Athina Rachel Tsangari/Greece/2010/95 mins/NC 15+

Shown as part of Glasgow Film Festival @ Cineworld, 19th-20th Feb

In what might be the makings of some kind of New Weird Greek film-making movement, Athina Rachel Tsangari, associate producer of last year’s bizarre Dogtooth turns director with the equally bizarre Attenberg. Its central character Marina (Ariane Labed) is a nerdy, introspective twenty-three year old, disgusted by sex, obsessed with David Attenborough’s wildlife films and the band Suicide. An only child, she lives with her equally quirky architect father and works part time as a hackney cab driver in a dull Greek coastal industrial complex. She passes the time with her best friend, the more sexually experienced Bella (Evangelia Randou), practicing snogging and silly walks, as well as accompanying her father to regular visits to the hospital for cancer treatments.
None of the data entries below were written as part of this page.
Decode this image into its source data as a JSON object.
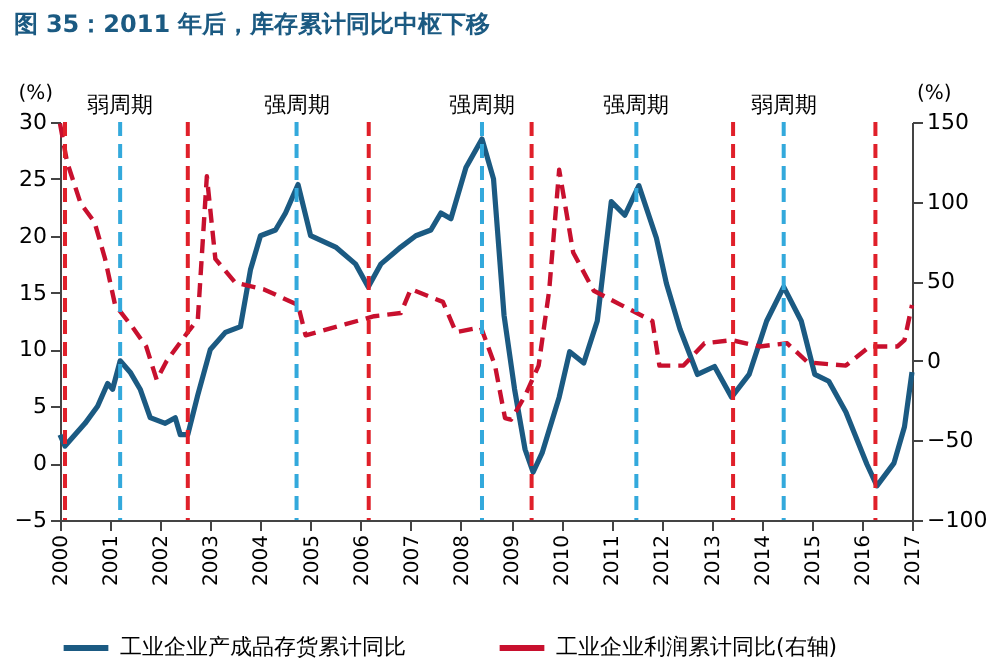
{
  "chart_data": {
    "type": "line",
    "title": "图 35：2011 年后，库存累计同比中枢下移",
    "ylabel": "(%)",
    "y2label": "(%)",
    "xlim": [
      2000,
      2017
    ],
    "xticks": [
      2000,
      2001,
      2002,
      2003,
      2004,
      2005,
      2006,
      2007,
      2008,
      2009,
      2010,
      2011,
      2012,
      2013,
      2014,
      2015,
      2016,
      2017
    ],
    "ylim": [
      -5,
      30
    ],
    "yticks": [
      -5,
      0,
      5,
      10,
      15,
      20,
      25,
      30
    ],
    "y2lim": [
      -100,
      150
    ],
    "y2ticks": [
      -100,
      -50,
      0,
      50,
      100,
      150
    ],
    "legend": "bottom",
    "series": [
      {
        "name": "工业企业产成品存货累计同比",
        "color": "#1b5a82",
        "line_style": "solid",
        "x": [
          2000.0,
          2000.1,
          2000.5,
          2000.75,
          2000.95,
          2001.05,
          2001.2,
          2001.4,
          2001.6,
          2001.8,
          2002.1,
          2002.3,
          2002.4,
          2002.55,
          2002.75,
          2003.0,
          2003.3,
          2003.6,
          2003.8,
          2004.0,
          2004.3,
          2004.5,
          2004.75,
          2005.0,
          2005.5,
          2005.9,
          2006.15,
          2006.4,
          2006.8,
          2007.1,
          2007.4,
          2007.6,
          2007.8,
          2008.1,
          2008.42,
          2008.65,
          2008.86,
          2009.07,
          2009.28,
          2009.44,
          2009.62,
          2009.96,
          2010.17,
          2010.45,
          2010.72,
          2011.0,
          2011.27,
          2011.55,
          2011.9,
          2012.1,
          2012.37,
          2012.72,
          2013.06,
          2013.4,
          2013.75,
          2014.1,
          2014.44,
          2014.79,
          2015.06,
          2015.34,
          2015.68,
          2016.1,
          2016.3,
          2016.64,
          2016.85,
          2017.0
        ],
        "values": [
          2.5,
          1.5,
          3.5,
          5,
          7,
          6.5,
          9,
          8,
          6.5,
          4,
          3.5,
          4,
          2.5,
          2.5,
          6,
          10,
          11.5,
          12,
          17,
          20,
          20.5,
          22,
          24.5,
          20,
          19,
          17.5,
          15.5,
          17.5,
          19,
          20,
          20.5,
          22,
          21.5,
          26,
          28.5,
          25,
          13,
          6.5,
          1.2,
          -0.8,
          0.9,
          5.8,
          9.8,
          8.8,
          12.5,
          23,
          21.8,
          24.4,
          19.8,
          15.8,
          11.8,
          7.8,
          8.5,
          5.8,
          7.8,
          12.5,
          15.5,
          12.5,
          7.8,
          7.2,
          4.5,
          -0.1,
          -2,
          0,
          3.2,
          8
        ]
      },
      {
        "name": "工业企业利润累计同比(右轴)",
        "color": "#c8102e",
        "line_style": "dashed",
        "axis": "y2",
        "x": [
          2000.0,
          2000.14,
          2000.41,
          2000.69,
          2000.9,
          2001.1,
          2001.45,
          2001.72,
          2001.93,
          2002.13,
          2002.55,
          2002.75,
          2002.93,
          2003.1,
          2003.5,
          2004.06,
          2004.75,
          2004.9,
          2005.7,
          2006.27,
          2006.8,
          2007.0,
          2007.64,
          2007.9,
          2008.4,
          2008.68,
          2008.88,
          2009.0,
          2009.28,
          2009.55,
          2009.76,
          2009.96,
          2010.24,
          2010.65,
          2011.2,
          2011.82,
          2011.96,
          2012.44,
          2012.86,
          2013.4,
          2013.96,
          2014.51,
          2014.92,
          2015.68,
          2016.16,
          2016.71,
          2016.85,
          2017.0
        ],
        "values": [
          149,
          125,
          99,
          87,
          64,
          35,
          21,
          9,
          -12,
          0,
          18,
          26,
          116,
          64,
          49,
          45,
          35,
          16,
          23,
          28,
          30,
          45,
          37,
          18,
          21,
          -3,
          -36,
          -37,
          -22,
          -3,
          44,
          120,
          68,
          44,
          35,
          25,
          -3,
          -3,
          11,
          13,
          9,
          11,
          -1,
          -3,
          9,
          9,
          13,
          35
        ]
      }
    ],
    "ref_lines": [
      {
        "axis": "x",
        "value": 2000.1,
        "color": "#e0202a",
        "line_style": "dashed"
      },
      {
        "axis": "x",
        "value": 2001.2,
        "color": "#33a9dc",
        "line_style": "dashed",
        "label": "弱周期"
      },
      {
        "axis": "x",
        "value": 2002.55,
        "color": "#e0202a",
        "line_style": "dashed"
      },
      {
        "axis": "x",
        "value": 2004.72,
        "color": "#33a9dc",
        "line_style": "dashed",
        "label": "强周期"
      },
      {
        "axis": "x",
        "value": 2006.16,
        "color": "#e0202a",
        "line_style": "dashed"
      },
      {
        "axis": "x",
        "value": 2008.42,
        "color": "#33a9dc",
        "line_style": "dashed",
        "label": "强周期"
      },
      {
        "axis": "x",
        "value": 2009.41,
        "color": "#e0202a",
        "line_style": "dashed"
      },
      {
        "axis": "x",
        "value": 2011.5,
        "color": "#33a9dc",
        "line_style": "dashed",
        "label": "强周期"
      },
      {
        "axis": "x",
        "value": 2013.43,
        "color": "#e0202a",
        "line_style": "dashed"
      },
      {
        "axis": "x",
        "value": 2014.44,
        "color": "#33a9dc",
        "line_style": "dashed",
        "label": "弱周期"
      },
      {
        "axis": "x",
        "value": 2016.27,
        "color": "#e0202a",
        "line_style": "dashed"
      }
    ]
  }
}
These particular vignettes reveal through the father and daughter’s exchanges where she might have inherited her eccentric worldview.

While the film is shot in an almost clinical manner, with long takes creating a dispassionate, observational tone, perhaps in homage to Marina’s beloved wildlife films, Tsangari’s keen eye for the absurd and Labed’s assured performance make Attenberg frequently very funny and surprisingly touching. The thin plot and occasional longueurs could be off-putting for some, but the dry, deadpan storytelling style makes this film a genuine original and refreshingly different. A compelling slice of Greek weirdness.